Using the lightning location system (LLS) monitoring data of Hubei Province from 2007 to 2012 and 1983-2012 artificial observations, 25 meteorological stations with theoretical detection efficiency above 95% are selected to make a relative analysis on the number of thunderstorm days monitored by LLS with different monitoring radius (r) and artificial observations. Results show that annual mean thunderstorm days of artificial observations and LLS monitoring data agree mostly in the radius which range from 6.4 km to 10.2 km. In the circular area when r=7, 8, 9 km, the difference is minimum, with the average difference of about 19%. When r≤7 km, the annual mean thunderstorm days from LLS monitoring data is less than that of artificial observation, while it is more than artificial observation when r≥8 km, and it can replace the number of maximum annual mean thunderstorm days of artificial observations when r=22 km. The ground flash density do not change significantly with the monitoring radius in the range of 2-40 km, the annual mean flash density is 3.9-4.1 times/(km² ·a) and the average value is 4 times/(km² ·a) for each monitoring radius. According to data of LLS, 3 methods are suggested to calculate the number of annual mean thunderstorm days of artificial observations. The first method is using the number of annual mean thunderstorm days of LLS monitoring data when r=7 km to represent the artificial observations directly, called direct substitution method. The second method is to calculate the number of annual mean thunderstorm days of artificial observations by the equation with one unknown quantity on the basis of the annual mean flash density data when r=8 km, called ground flash density method.

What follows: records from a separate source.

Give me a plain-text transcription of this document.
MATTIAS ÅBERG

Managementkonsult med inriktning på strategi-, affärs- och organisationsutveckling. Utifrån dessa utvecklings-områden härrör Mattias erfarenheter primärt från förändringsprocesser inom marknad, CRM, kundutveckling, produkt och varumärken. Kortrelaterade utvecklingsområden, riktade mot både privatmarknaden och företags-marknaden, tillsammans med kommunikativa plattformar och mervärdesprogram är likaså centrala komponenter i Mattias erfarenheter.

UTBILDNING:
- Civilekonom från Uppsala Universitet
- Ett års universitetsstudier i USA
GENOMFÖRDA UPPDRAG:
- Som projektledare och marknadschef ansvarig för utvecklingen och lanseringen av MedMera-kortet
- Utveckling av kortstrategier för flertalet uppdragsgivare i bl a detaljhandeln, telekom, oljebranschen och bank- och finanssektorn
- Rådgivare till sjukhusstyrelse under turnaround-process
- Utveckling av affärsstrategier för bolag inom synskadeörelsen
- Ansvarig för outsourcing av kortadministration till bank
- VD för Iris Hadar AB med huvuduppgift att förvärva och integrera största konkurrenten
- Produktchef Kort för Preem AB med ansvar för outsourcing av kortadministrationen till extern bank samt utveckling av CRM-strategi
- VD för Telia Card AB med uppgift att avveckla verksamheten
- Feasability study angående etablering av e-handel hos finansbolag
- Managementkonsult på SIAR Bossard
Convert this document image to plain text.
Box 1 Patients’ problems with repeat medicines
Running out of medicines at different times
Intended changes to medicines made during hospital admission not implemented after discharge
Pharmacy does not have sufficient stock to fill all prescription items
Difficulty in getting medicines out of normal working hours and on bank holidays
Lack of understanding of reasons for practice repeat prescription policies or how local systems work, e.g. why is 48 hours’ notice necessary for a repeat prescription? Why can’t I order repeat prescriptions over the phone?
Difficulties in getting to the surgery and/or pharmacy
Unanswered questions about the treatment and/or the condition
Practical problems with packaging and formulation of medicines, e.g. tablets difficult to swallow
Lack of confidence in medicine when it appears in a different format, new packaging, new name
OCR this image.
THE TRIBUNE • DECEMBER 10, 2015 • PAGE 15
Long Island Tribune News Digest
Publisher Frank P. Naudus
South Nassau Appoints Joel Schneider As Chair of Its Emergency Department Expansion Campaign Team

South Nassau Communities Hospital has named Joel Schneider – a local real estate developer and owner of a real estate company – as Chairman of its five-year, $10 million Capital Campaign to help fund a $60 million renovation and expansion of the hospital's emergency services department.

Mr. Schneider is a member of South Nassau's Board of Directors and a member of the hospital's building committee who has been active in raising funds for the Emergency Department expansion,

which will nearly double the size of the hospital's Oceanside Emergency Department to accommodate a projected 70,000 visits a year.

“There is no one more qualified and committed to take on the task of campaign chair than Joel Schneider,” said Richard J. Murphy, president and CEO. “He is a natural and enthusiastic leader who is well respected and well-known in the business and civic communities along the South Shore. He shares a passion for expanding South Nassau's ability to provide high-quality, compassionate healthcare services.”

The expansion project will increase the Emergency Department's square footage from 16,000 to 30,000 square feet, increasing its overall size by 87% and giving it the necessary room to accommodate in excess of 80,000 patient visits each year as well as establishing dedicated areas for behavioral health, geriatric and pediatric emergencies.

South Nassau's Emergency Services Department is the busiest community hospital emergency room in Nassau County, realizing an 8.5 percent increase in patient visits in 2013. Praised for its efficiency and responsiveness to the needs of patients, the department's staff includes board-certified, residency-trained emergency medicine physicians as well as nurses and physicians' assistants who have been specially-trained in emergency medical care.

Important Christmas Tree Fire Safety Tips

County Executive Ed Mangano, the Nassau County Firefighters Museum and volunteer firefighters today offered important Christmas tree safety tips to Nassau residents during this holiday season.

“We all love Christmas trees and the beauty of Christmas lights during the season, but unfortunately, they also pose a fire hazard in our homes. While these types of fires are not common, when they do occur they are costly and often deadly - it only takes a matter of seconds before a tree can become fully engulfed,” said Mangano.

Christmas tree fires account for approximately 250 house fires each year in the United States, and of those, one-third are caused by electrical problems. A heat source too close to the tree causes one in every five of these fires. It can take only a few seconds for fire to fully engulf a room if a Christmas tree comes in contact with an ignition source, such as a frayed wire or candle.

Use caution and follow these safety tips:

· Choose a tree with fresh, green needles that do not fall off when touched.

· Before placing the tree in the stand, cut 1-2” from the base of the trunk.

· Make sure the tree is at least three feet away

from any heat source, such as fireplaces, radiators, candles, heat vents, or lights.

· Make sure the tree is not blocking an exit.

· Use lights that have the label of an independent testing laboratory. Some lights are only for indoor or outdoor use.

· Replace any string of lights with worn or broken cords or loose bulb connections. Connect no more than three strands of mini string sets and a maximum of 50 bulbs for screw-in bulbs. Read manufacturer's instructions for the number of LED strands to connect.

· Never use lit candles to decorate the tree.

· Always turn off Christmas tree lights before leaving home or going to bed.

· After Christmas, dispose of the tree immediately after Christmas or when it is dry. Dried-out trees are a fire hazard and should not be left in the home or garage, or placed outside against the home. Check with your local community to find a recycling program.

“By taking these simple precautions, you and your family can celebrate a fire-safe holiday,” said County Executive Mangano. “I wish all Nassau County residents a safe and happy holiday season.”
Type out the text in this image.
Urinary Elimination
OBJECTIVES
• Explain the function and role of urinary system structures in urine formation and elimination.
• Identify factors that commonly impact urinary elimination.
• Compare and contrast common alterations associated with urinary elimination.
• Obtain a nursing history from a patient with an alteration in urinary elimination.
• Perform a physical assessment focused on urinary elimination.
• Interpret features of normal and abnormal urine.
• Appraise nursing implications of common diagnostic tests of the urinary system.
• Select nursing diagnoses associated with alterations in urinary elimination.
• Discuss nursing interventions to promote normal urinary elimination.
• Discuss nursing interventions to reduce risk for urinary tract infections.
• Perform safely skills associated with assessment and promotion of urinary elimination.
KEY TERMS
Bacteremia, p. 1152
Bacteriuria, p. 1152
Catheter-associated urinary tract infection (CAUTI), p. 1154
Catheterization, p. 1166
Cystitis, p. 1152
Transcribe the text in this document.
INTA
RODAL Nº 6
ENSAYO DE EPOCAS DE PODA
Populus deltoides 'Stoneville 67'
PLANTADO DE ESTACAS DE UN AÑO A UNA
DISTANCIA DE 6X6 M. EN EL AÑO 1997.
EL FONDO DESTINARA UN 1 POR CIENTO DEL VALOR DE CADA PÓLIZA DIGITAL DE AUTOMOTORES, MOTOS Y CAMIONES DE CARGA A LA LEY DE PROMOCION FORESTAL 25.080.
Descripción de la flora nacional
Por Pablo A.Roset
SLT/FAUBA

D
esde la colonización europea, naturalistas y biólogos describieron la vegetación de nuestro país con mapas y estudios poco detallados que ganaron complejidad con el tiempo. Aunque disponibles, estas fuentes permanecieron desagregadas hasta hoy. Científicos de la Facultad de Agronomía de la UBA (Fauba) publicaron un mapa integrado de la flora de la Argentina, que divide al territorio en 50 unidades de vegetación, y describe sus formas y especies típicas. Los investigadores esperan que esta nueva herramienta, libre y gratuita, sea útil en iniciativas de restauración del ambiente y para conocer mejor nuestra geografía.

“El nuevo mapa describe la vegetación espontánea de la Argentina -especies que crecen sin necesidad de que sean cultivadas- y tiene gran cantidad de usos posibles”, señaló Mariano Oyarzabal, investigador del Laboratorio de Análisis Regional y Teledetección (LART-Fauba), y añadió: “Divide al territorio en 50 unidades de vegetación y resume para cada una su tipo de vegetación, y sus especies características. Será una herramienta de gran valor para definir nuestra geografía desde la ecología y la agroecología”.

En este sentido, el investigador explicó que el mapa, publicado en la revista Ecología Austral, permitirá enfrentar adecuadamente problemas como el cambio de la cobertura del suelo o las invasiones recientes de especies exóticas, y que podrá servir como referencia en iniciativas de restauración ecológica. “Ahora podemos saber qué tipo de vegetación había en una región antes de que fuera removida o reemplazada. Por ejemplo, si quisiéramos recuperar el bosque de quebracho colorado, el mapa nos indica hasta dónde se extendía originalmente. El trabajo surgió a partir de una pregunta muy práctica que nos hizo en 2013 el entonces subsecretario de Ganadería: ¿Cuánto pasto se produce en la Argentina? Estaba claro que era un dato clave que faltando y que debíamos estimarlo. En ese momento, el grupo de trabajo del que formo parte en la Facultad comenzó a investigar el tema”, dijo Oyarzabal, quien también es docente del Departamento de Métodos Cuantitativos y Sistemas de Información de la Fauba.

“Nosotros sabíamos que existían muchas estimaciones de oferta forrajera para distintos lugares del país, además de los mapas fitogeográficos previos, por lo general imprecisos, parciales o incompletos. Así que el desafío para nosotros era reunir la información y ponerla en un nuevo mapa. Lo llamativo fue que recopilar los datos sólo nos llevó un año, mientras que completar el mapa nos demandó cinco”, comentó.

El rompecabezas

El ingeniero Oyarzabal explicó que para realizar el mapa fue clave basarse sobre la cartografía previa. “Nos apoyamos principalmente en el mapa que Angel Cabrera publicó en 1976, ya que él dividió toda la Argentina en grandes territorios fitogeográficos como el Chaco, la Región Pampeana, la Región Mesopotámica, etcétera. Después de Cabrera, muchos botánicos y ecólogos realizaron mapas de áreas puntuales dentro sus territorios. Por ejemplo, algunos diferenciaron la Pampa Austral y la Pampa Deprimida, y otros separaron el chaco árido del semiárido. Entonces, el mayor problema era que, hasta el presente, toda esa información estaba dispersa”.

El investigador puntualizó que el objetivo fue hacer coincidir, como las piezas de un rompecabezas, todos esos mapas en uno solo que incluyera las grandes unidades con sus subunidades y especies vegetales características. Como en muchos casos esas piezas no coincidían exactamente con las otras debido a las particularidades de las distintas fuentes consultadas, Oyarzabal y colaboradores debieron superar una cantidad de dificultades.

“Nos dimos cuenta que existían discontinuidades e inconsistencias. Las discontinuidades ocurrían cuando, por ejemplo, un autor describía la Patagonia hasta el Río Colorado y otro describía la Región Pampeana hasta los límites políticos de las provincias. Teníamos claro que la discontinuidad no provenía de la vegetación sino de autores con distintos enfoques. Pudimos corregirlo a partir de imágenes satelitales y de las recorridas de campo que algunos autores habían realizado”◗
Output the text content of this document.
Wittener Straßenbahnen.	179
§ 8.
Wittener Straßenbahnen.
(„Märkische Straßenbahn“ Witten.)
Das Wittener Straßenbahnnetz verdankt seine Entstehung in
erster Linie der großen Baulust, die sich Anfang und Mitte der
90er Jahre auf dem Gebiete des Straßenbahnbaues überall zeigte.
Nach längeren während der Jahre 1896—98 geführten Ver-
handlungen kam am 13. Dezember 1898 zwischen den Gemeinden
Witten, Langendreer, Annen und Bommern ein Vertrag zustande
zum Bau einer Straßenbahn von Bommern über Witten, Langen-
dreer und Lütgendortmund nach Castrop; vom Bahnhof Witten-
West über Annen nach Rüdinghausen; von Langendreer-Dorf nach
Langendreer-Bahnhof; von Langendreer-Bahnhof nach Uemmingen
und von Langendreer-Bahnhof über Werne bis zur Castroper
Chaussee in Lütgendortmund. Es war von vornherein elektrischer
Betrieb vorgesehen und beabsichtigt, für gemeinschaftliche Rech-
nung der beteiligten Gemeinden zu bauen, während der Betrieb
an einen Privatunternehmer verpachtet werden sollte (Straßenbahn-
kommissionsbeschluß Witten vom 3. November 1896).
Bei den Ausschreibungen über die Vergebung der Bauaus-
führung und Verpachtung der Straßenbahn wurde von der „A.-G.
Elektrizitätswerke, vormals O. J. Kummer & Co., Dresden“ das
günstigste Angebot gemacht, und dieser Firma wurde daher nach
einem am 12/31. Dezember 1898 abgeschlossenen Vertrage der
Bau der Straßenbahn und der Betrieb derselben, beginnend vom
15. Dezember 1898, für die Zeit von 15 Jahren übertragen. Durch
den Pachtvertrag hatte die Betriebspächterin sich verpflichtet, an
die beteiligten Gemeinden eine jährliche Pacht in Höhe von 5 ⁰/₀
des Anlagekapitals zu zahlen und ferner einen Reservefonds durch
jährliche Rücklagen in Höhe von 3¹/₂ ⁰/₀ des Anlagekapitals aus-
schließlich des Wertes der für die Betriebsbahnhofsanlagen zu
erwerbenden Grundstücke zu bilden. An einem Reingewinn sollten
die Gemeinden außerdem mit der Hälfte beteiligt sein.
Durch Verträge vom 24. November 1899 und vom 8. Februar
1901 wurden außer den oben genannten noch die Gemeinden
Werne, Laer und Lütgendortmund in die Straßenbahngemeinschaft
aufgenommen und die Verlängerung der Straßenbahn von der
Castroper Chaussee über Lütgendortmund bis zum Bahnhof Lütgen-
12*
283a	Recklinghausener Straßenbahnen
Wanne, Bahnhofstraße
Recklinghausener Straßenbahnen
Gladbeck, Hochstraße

The third method is using the binary equation to calculate the number of annual mean thunderstorm days of artificial observations on the basis of the number of annual mean thunderstorm days and the annual mean flash density data when r=8 km, called binary method. The examination shows that the binary method is the best, followed by the ground flash density method and the direct substitution method. The number of annual mean thunderstorm days of 25 stations calculated by binary method from 2007 to 2012 are equal to that of artificial observations, and the average difference is 7.4%. In 2013, the gap of the number of annual mean thunderstorm days between binary method and artificial observation is 0.8 d, and the average difference is 12.3%.